Recordaron que para mayo de 2025, la producción llegó a su mínimo en los últimos 10 años; esta se ubicó en 800 millones de pies cúbicos por día, con una contracción cercana a 18,1 % frente a las cifras de 2024.
“Esto deriva en una mayor dependencia de la compra de gas al exterior y presión sobre la infraestructura energética”, precisó Fitch en un informe.
También indicaron que existen limitantes en la infraestructura de importación, ya que, la única alternativa para traer el hidrocarburo del exterior es la Sociedad Portuaria El Cayao (Spec), que tiene una capacidad de conversión de gas natural licuado a estado gaseoso de aproximadamente 533 millones de pies cúbicos diarios, lo que resulta insuficiente para cubrir de manera constante el déficit de gas a nivel nacional, que se ubica en 1.100 millones de pies cúbicos por día.
“Las compañías transportadoras y distribuidoras de gas siguen teniendo un perfil estable.
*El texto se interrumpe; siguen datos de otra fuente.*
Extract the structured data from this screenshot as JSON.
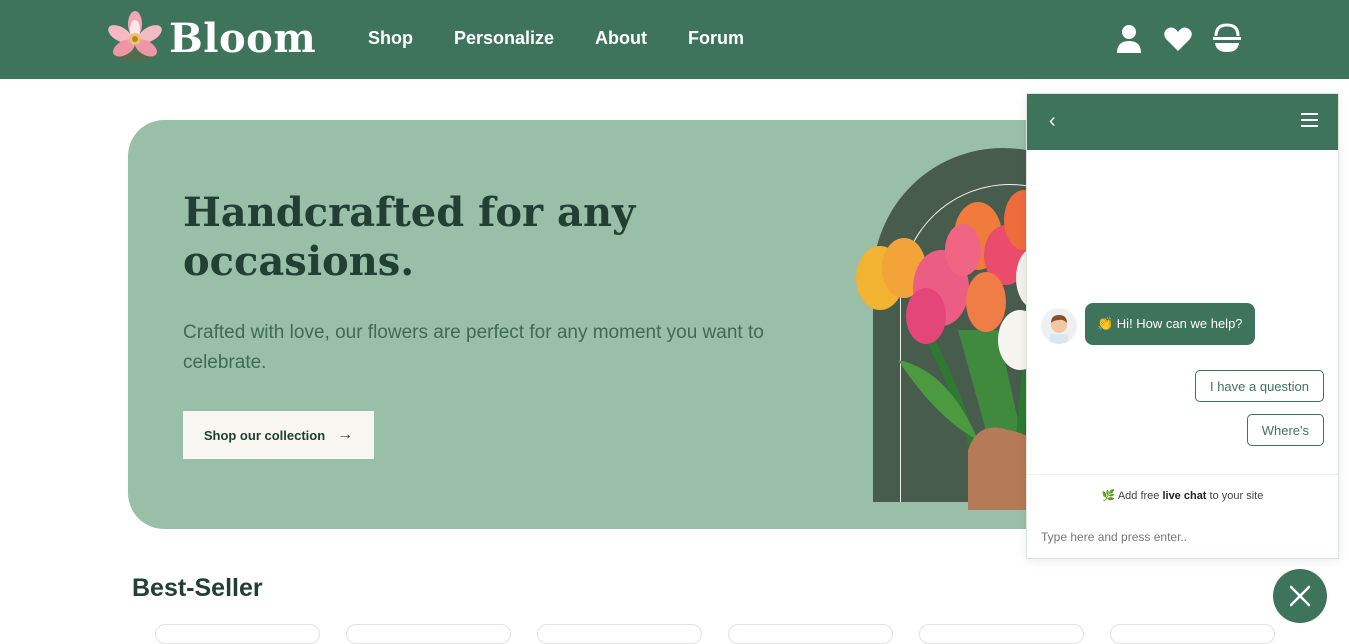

La regulación existente permite trasladar a los usuarios finales las alzas en el precio de la molécula y todos los costos adicionales de transporte y regasificación, es decir, la conversión del gas natural licuado a estado gaseoso para luego inyectarlo a los gasoductos, y de esa manera, trasladarse en toda la cadena hasta llegar a los usuarios finales”, indicaron.
Finalmente, Fitch sostuvo que la estabilidad crediticia de las empresas distribuidoras y transportadoras va a depender del reforzamiento de los mitigantes que generan incertidumbre, el impacto en la caja de las necesidades de capital de trabajo para financiar las fluctuaciones de cartera y pago de dividendos, así como de la capacidad del sector para diversificar las fuentes de suministro.